Elizabeth Corwin PhD, RN, FAANEmory University's Nell Hodgson Woodruff School of Nursing has received a five-year, $2.5 million grant from the National Institutes of Health (NIH) to establish the Center for the Study of Symptom Science, Metabolomics and Multiple Chronic Conditions.

The goal of the nurse-led center is to better understand the mechanisms underlying the symptoms of fatigue, depression, and anxiety that often accompany multiple chronic conditions such as diabetes, HIV/AIDS, depression, and hypertension, among African-American men and women. This goal is based on past studies that show African-Americans are more susceptible to living with multiple chronic conditions (MCC), which can be related to stress, diet and limited access to health care.

Dr. Elizabeth Corwin, PhD, RN, FAAN, is leading the formation of the center. She reports the long-term aim of the center is to improve clinical treatment approaches for African-American men and women living with MCC. This includes creating treatment plans that can provide care in a more targeted and effective manner.

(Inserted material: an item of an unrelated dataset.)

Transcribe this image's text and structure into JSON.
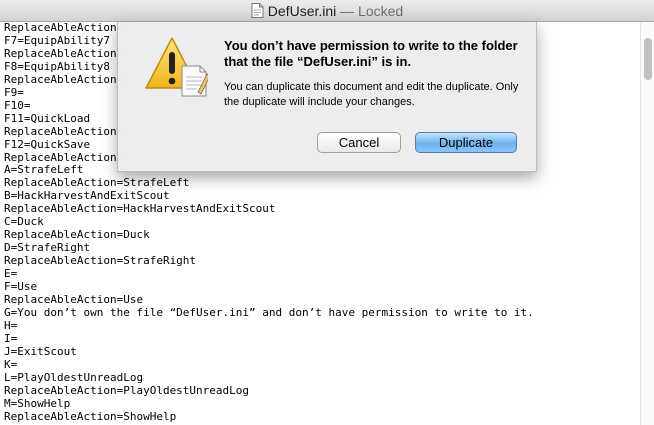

“Until you understand the underlying mechanisms by which multiple chronic conditions associate with worsening symptom development, it’s difficult to develop care that is specific to relieving symptoms in individual patients,” says Corwin. “Attaining this kind of precision care is a hallmark motivator of nurse-led research.”

School of Nursing faculty collaborating with Corwin on the new center include Dr. Jessica Wells, PhD, RN and Glenna Brewster, PhD, MA, MS, as the Pilot Investigators, and Drs. Mi-Kyung Song, PhD, RN, FAAN, Sandra Dunbar, PhD, RN, FAAN, FAHA, FPCNA, Drenna Waldrop-Valverde, PhD, Dr. Vicki Hertzberg, PhD, FASA and Marcia Holstad, PhD, FNP-BC, FAANP, FAAN as leaders of the center cores.